ABD’deki federal mahkeme, Google’ın internet reklamcılığı alanındaki faaliyetlerini yasadışı tekel olarak nitelendirerek, dijital dünyanın düzenini derinden sarsacak bir karara imza attı. Bu karar, yalnızca Google’ın reklam gelirine değil, aynı zamanda kişisel veriler üzerindeki kontrolüne de doğrudan meydan okuyor. Uluslararası Af Örgütü Genel Sekreteri Agnès Callamard, mahkemenin kararını, “İnsan haklarına saygılı bir internet dünyası için önemli bir ilk adım” olarak nitelendirdi ve Google’ın veriler üzerindeki kontrolünün temel hak ve özgürlüklerle bağdaşmadığını vurguladı.
Mahkeme Kararının Ardında
ABD Adalet Bakanlığı, Google’ın internet reklamcılığı pazarındaki hakimiyetini sürdürmek için pazar manipülasyonu yaptığını ve rakiplerini saf dışı bıraktığını öne sürüyor. Google’ın kişisel veriler üzerinden kurduğu denetim modeli de ciddi şekilde eleştiriliyor. 2016’dan itibaren değiştirilen gizlilik politikası ile Google, kullanıcıların internet kullanım alışkanlıkları üzerinden kişisel veriler topluyor ve bu verileri hedefli reklamlar için kullanıyor. ABD Adalet Bakanlığı, Google’ın reklam pazarının yüzde 87’sini kontrol ettiğini belirtiyor ve bu durumun, kullanıcılar için gizlilik ihlallerine yol açtığını savunuyor.
Google’ın Tekelci Gücü ve İnsan Hakları Perspektifi
Callamard, Google’ın tekelci gücünün insan hakları açısından tehdit oluşturduğunu belirterek, bu gücün kırılmasının internetin daha adil ve güvenli bir ortam haline gelmesine olanak tanıyacağını ifade etti.
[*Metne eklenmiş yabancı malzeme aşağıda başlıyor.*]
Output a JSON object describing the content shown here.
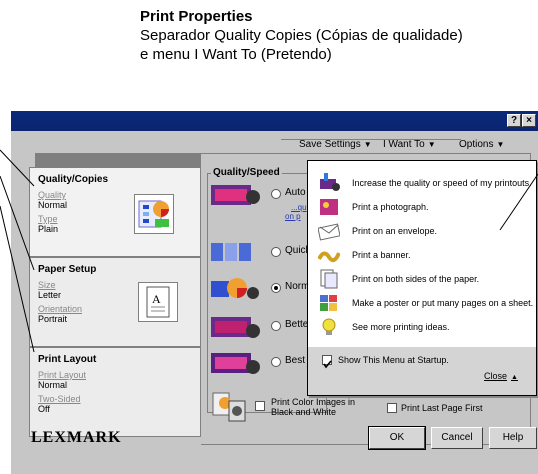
{
  "caption": {
    "title": "Print Properties",
    "line1": "Separador Quality Copies (Cópias de qualidade)",
    "line2": "e menu I Want To (Pretendo)"
  },
  "window": {
    "title_buttons": [
      "?",
      "×"
    ],
    "menubar": {
      "save_settings": "Save Settings",
      "i_want_to": "I Want To",
      "options": "Options"
    }
  },
  "tabs": {
    "quality_copies": {
      "title": "Quality/Copies",
      "rows": [
        {
          "label": "Quality",
          "value": "Normal"
        },
        {
          "label": "Type",
          "value": "Plain"
        }
      ]
    },
    "paper_setup": {
      "title": "Paper Setup",
      "rows": [
        {
          "label": "Size",
          "value": "Letter"
        },
        {
          "label": "Orientation",
          "value": "Portrait"
        }
      ]
    },
    "print_layout": {
      "title": "Print Layout",
      "rows": [
        {
          "label": "Print Layout",
          "value": "Normal"
        },
        {
          "label": "Two-Sided",
          "value": "Off"
        }
      ]
    }
  },
  "quality_speed": {
    "title": "Quality/Speed",
    "options": [
      "Auto",
      "Quick Print",
      "Normal",
      "Better",
      "Best"
    ],
    "selected": "Normal",
    "auto_link": [
      "...qu",
      "on p"
    ]
  },
  "checkboxes": {
    "color_black_white": "Print Color Images in Black and White",
    "last_page_first": "Print Last Page First"
  },
  "popup": {
    "items": [
      "Increase the quality or speed of my printouts.",
      "Print a photograph.",
      "Print on an envelope.",
      "Print a banner.",
      "Print on both sides of the paper.",
      "Make a poster or put many pages on a sheet.",
      "See more printing ideas."
    ],
    "show_menu": "Show This Menu at Startup.",
    "close": "Close"
  },
  "footer": {
    "logo": "LEXMARK",
    "ok": "OK",
    "cancel": "Cancel",
    "help": "Help"
  },
  "colors": {
    "titlebar": "#0a2470",
    "link": "#2a3ab0"
  }
}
Google’ın kullanıcı verilerini toplama, inceleme ve bunlardan kar elde etme modelinin, gizlilik hakkına ve bireysel özgürlüklere zarar verdiği vurgulandı. Ayrıca, alternatif hizmetlerin eksikliği nedeniyle, kullanıcıların Google’ın veri toplama ve reklam hedefleme uygulamalarına karşı çıkmakta zorlandıkları belirtildi.
Google ve Diğer Teknoloji Devlerinin Sorumluluğu
Callamard, tüm şirketlerin insan haklarına saygı göstermesi gerektiğini belirtti ve Google’ın bu konuda başarısız olduğunu vurguladı. Dünyanın en çok kullanılan arama motoru olan Google, internet kullanıcılarının haklarını ihlal etmeden çevrimiçi deneyim yaşamalarını sağlamak için daha şeffaf ve adil bir yaklaşım benimsemek zorunda. Google’ın reklam servislerinin yasadışı bir tekel olduğuna karar verilmesi, bu sürecin Google’ın yapısal bir bölünmeye gitmesiyle sonuçlanabileceğini işaret ediyor.
Diğer Yasal Gelişmeler
Bu dava, Google’ın reklam servislerine yönelik daha geniş bir yasal sürecin parçası. ABD, Avrupa Birliği ve Birleşik Krallık’ta Google’a karşı açılan benzer davalar, şirketin monopol gücünü ve kullanıcı verileri üzerindeki hakimiyetini sorgulamaya devam ediyor. Avrupa’da da benzer bir dava süreci devam ederken, Google’ın bölünmesi ve daha adil bir pazara geçişin sağlanması konusunda kararlar bekleniyor.
Bu gelişmeler, dijital dünya üzerindeki güç dengesinin değişebileceği ve daha fazla şirketin kişisel verilerle ilgili şeffaflık sağlamak zorunda kalacağı bir dönemin başlangıcı olabilir.